Ou seja, à luz da situação internacional, o benefício garantido pela Constituição Federal e do Brasil e pela CLT é bastante razoável.
Mas, é claro que sempre se deve buscar o melhor. Muitos países da Europa vêm buscando matas mais ambiciosas. Mas, nesse caso, há razões demográficas, em especial, a estimulação da fecundidade. Muitos países têm reformulado as licenças maternidade e paternidade (além de outros benefícios) com elevar a taxa de fecundidade para, pelo menos, o nível de reposição que é de 2,1 filhos por mulher.
No Brasil a taxa de fecundidade ainda está bem acima desse nível – 3,02 filhos por mulher (dados da PNAD 2003). Agregando-se a isso os 0,37 filhos nascidos mortos, as mulheres brasileiras ainda têm 3,39 filhos em média. Nos grupos de baixa renda, essa taxa sobe mais. Nas favelas cariocas, por exemplo, a taxa de fecundidade é duas vezes maior do que a das mulheres que residem nos bairros mais ricos do Rio de Janeiro. No caso de adolescentes, a taxa de fecundidade é cinco vezes maior a média.
Na Europa, a maioria dos países enfrenta perdas de população de grande monta. Em 2005 nasceram 676 mil crianças na Alemanha. Em 1946 haviam nascido 922 mil. A mulher alemã tem apenas 1,37 filhos durante a sua vida – bem aquém da taxa de reposição da população (2,1).

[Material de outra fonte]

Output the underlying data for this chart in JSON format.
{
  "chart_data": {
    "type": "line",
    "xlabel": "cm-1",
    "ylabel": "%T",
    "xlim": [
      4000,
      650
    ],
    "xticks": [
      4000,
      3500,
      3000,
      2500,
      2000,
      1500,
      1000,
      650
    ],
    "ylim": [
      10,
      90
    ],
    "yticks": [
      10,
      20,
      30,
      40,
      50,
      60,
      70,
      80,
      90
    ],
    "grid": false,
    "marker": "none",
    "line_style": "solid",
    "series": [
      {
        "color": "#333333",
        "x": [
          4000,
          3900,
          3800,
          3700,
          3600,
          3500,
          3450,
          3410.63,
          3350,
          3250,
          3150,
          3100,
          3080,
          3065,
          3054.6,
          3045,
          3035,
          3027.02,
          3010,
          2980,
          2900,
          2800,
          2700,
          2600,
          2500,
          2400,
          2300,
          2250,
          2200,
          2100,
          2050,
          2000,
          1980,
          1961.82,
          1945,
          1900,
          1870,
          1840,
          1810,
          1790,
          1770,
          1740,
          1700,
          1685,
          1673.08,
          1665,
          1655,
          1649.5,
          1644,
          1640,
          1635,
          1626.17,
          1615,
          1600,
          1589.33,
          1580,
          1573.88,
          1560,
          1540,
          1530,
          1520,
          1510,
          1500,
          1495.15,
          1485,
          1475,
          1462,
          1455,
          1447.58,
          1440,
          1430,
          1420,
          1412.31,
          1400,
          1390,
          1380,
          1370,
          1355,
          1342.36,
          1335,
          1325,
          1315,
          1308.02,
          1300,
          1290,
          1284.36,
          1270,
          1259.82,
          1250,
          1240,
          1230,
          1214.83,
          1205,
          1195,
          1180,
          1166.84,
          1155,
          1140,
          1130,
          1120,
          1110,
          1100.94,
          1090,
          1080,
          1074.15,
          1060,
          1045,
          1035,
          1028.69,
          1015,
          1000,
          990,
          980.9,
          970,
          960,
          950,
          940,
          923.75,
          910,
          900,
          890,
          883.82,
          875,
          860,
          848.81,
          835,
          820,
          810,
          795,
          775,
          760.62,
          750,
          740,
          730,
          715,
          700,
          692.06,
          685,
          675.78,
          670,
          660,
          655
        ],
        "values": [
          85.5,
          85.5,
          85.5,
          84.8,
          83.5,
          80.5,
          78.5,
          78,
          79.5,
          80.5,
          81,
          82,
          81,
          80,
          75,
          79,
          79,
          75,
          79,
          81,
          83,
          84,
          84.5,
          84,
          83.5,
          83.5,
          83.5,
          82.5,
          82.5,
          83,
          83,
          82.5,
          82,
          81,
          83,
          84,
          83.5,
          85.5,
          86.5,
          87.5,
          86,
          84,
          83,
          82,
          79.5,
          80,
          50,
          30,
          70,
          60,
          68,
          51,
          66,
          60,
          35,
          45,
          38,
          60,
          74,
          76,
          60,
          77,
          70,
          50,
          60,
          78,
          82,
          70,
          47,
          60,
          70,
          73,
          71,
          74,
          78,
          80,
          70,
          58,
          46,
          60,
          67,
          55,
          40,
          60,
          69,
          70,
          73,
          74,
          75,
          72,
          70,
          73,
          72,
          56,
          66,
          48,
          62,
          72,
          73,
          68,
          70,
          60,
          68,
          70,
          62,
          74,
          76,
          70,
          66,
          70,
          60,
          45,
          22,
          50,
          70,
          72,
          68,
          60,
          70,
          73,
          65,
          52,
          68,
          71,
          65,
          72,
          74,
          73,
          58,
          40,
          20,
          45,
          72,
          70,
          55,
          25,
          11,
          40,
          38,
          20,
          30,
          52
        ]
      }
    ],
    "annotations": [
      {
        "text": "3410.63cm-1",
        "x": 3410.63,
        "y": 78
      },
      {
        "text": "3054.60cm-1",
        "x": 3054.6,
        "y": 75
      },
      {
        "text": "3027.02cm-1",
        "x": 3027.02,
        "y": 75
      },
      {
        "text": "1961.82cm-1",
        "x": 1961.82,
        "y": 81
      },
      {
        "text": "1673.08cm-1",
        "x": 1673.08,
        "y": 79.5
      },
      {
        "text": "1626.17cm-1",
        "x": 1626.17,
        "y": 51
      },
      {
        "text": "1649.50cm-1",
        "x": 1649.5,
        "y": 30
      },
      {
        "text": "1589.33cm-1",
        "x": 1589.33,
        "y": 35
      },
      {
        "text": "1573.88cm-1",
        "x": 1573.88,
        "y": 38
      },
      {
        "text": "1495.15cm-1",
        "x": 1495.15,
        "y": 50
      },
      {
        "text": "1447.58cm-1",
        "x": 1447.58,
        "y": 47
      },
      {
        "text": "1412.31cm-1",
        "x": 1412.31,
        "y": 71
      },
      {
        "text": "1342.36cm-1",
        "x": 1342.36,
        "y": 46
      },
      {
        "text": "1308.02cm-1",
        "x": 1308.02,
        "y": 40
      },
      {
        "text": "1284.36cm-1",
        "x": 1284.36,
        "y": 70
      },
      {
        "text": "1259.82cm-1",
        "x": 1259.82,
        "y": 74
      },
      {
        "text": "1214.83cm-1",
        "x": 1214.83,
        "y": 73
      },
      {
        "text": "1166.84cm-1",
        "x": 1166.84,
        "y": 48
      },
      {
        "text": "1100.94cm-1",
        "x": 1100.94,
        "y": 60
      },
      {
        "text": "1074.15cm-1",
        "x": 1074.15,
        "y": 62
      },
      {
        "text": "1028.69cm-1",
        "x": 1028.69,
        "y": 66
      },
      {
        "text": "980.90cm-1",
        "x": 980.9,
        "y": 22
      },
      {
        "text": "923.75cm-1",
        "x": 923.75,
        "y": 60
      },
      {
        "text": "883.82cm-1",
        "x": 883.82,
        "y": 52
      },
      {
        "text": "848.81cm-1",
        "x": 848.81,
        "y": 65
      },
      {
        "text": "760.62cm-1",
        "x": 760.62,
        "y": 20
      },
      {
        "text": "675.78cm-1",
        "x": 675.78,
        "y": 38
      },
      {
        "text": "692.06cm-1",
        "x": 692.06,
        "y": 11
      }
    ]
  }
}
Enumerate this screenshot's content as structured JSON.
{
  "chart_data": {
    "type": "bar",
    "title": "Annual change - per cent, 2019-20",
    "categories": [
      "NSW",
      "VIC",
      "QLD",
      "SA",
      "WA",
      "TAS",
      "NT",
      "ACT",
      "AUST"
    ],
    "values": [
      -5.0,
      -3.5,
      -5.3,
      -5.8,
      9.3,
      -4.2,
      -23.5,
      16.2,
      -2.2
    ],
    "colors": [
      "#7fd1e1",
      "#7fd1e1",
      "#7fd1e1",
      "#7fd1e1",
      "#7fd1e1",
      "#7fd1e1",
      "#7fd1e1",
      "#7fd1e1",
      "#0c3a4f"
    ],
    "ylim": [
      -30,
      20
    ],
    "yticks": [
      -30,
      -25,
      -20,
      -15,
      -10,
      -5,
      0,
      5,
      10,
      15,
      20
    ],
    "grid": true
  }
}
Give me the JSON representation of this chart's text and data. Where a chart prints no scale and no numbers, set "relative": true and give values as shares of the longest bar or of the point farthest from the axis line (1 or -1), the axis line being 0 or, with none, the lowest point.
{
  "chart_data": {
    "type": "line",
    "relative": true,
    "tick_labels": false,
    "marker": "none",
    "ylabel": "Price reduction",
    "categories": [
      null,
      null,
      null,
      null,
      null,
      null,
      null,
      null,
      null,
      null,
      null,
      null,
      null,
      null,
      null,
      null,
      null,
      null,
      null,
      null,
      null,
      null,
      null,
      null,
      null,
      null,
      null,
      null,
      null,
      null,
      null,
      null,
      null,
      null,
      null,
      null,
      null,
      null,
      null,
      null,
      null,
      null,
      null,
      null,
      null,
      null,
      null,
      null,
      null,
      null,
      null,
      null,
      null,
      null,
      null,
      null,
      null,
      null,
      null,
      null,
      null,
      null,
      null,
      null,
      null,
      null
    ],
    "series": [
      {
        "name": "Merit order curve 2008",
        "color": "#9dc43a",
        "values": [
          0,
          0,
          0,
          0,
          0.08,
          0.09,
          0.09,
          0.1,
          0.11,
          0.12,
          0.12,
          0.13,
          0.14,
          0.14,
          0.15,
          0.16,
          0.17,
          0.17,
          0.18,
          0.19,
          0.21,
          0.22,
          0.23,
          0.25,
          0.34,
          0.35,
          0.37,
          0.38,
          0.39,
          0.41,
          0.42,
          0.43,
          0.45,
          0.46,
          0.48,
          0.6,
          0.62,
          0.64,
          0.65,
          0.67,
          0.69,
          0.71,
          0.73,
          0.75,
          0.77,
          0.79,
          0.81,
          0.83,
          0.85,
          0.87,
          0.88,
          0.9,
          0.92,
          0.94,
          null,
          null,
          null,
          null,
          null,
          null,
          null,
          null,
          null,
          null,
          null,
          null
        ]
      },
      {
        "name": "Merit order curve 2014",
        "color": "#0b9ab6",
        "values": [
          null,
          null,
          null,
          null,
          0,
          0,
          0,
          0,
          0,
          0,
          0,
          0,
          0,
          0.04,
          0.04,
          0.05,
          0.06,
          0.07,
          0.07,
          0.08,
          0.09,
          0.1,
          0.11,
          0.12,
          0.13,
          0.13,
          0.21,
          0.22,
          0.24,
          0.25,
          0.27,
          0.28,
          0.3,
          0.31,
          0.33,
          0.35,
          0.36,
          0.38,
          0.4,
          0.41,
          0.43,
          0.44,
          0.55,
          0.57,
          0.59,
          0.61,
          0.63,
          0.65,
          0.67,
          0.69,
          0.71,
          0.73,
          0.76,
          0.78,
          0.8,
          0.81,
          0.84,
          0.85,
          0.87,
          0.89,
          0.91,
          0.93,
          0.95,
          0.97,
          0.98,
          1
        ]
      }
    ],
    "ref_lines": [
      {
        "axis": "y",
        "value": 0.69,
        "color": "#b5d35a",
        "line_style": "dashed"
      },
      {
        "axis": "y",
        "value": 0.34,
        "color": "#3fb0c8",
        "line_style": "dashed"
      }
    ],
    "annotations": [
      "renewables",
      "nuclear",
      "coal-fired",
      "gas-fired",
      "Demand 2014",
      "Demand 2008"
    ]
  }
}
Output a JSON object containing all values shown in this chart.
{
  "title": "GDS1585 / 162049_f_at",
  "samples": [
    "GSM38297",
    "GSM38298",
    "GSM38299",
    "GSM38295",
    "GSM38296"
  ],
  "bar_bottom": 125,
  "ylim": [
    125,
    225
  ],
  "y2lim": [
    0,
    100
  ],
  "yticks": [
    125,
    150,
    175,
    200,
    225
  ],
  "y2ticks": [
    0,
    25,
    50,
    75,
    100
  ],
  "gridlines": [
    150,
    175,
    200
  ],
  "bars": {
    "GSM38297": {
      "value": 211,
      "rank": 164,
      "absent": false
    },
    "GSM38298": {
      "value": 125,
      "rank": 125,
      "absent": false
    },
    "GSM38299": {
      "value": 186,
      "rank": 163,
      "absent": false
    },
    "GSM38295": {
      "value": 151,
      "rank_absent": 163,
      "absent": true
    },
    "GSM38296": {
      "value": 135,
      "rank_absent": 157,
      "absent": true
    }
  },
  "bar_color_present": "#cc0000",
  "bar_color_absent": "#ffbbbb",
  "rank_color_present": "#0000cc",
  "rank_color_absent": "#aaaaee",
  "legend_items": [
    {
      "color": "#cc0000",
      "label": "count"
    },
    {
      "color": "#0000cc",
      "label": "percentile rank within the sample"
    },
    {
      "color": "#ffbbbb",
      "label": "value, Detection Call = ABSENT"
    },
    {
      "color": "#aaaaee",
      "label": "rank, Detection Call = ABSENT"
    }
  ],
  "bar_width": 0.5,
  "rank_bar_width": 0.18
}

Na Irlanda, a taxa de fecundidade é de apenas 1,99; na França, 1,90; na Noruega, 1,81; na Suécia, 1,75; na Inglaterra, 1,74; na Holanda, 1,73; na Itália, 1,33; na Espanha, 1,32; na Grécia, 1,29; na Polônia, 1,23. Esses países podem ficar com sérios déficits populacionais nos próximos 30 ou 40 o que afetará gravemente o crescimento econômico e as finanças públicas, em especial, as da Previdência Social. A Itália está arriscada a ter 14 milhões de italianos a menos em 2050.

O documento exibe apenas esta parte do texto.